Don’t break your back to talkradio or NPR cleaning your house this weekend. Don’t wipe out Chometz to dull Jewish rhythms. Put on SoCalled’s Hip Hop Hagaddah for an entirely alternative and enjoyable Passover mood.
JDub is offering this shmaltz-free, matzaness for only $7.99 this week before the chag. Don’t sit there letting your sponge cake harden.
Last year Socalled ripped and rocked on stage at Jewlicious Festival. He is an amazing soul on and off stage. A menchlech yid who is authentic,travels the world, and lives the way he plays.
Hip-Hop Hagadah is a stereophonic journey, a creative and wonderful tribute to the festival of Freedom. Using an endless array of samples from older Passover recordings, original lyrics in English and Yiddish, unstoppable beats and rhythms, Hip Hop Hagaddah is an essential part of the contemporary musical celebration of being Jewish. One note of caution: parental discretion is advised on some tracks. This is not an Uncle Moishe and the Hip Hop Seder.
From the producers:
THE SOCALLED SEDER: A HIP HOP HAGGADAH, it’s newly produced, recorded and mastered in NYC. Features cameos by Wu Tang Clan’s Killah Priest, Matisyahu, Mr. Bungle’s Trevor Dunn, Montreal’s queen of country Katie Moore, David Krakauer, Susan and Elaine Hoffman Watts, and more.

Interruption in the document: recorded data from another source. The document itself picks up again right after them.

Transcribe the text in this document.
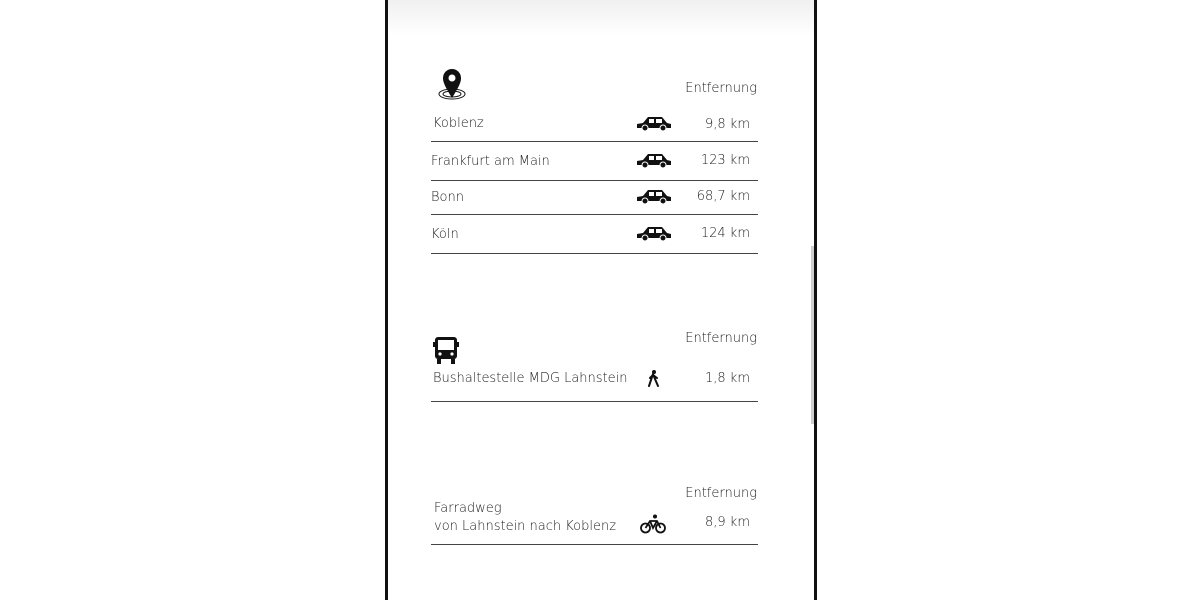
Entfernung
Koblenz	9,8 km
Frankfurt am Main	123 km
Bonn	68,7 km
Köln	124 km
Entfernung
Bushaltestelle MDG Lahnstein	1,8 km
Entfernung
Farradweg
von Lahnstein nach Koblenz	8,9 km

Eliyahu Hanavi has not been sung with this much soul since Yossel Rosenblatt crooned in Warsaw.
I wish SoCalled was on my shuffle as a I jostled in the lines at the kosher emporium on La Brea. I bought organic whole wheat shmura matzos that cost about as much as a pound of gold. I’ll write more when the spirit moves me.
Song links:
Who Knows One? (based on a traditional passover song):
10 Plagues featuring Killah Priest:
Others might also find this a bit funny: I ordered one CD. Some days later I got a mail saying “Your order has been partially shipped”.
I’m fine, but I’d rather use a lemon and give the $75.00 to someone who is having trouble. I also say thanks to God before I eat treif chicken which is 1/6 the price of the kosher. I think God sees my point.
Chutpah – I am sorry you are having trouble financially.
There is no point in using a lemon.
You should be able to buy it for 25-36 dollars, a good kosher set.
As far as the shmura matzah — I find that it is worth every penny.
And believe me, a) i am not a kiruv rabbi and b)I am not rich and have no trust fund.
Happy Pesach!
It is an absolutely great album. I think JDub should have an event in SL some time.
If SoCalled and Jewlicious were smart, they’d market a special edition CD for the bargain price of “$9.45.”
I got a case of Matza free at Shoprite. But of course, many of our dear posters would think my Seder is not “Jewish enough” or “Kosher enough” or “Halakic enough” for them.
At least when I say “all those who are hungry let them come and eat” I won’t be thinking to myself “as long as they bring their own matza ’cause mine cost the same as a pound of gold”.
Whole wheat organic shamora…a luxury for the rich produced by those who may not be “corporations” but certainly have self-serving interests.
Orthodoxy in general is only for the very rich.
So for all you kiruv Rabbis out there, please only approach those with trust funds because after you convince the person to give up their career and have 6 kids, their secular parents may not want to pay the price of a pound of gold for some baked wheat flour.
Where’s your $100 Esrog these days Rabbi, we used a lemon for fity cent and got just as much credit in Shamayim.
Finnish, just put on your scratchy record of ‘Valse Triste”.
But how can I get rid of this melody playing in my head after I listened to “Who Knows One?”…? It’s very catchy, for some reason. So I bought the album.
By the way, do you guys and girls know Doina Klezmer? No idea how street-credible they are, though.
I must say these guys are fantastic! I saw a YouTube video of theirs and I posted it as part of my Purim post. The music is fresh and different, and this album feels complete.
I 100% encourage everyone to get one for you and your Cousin Shomli.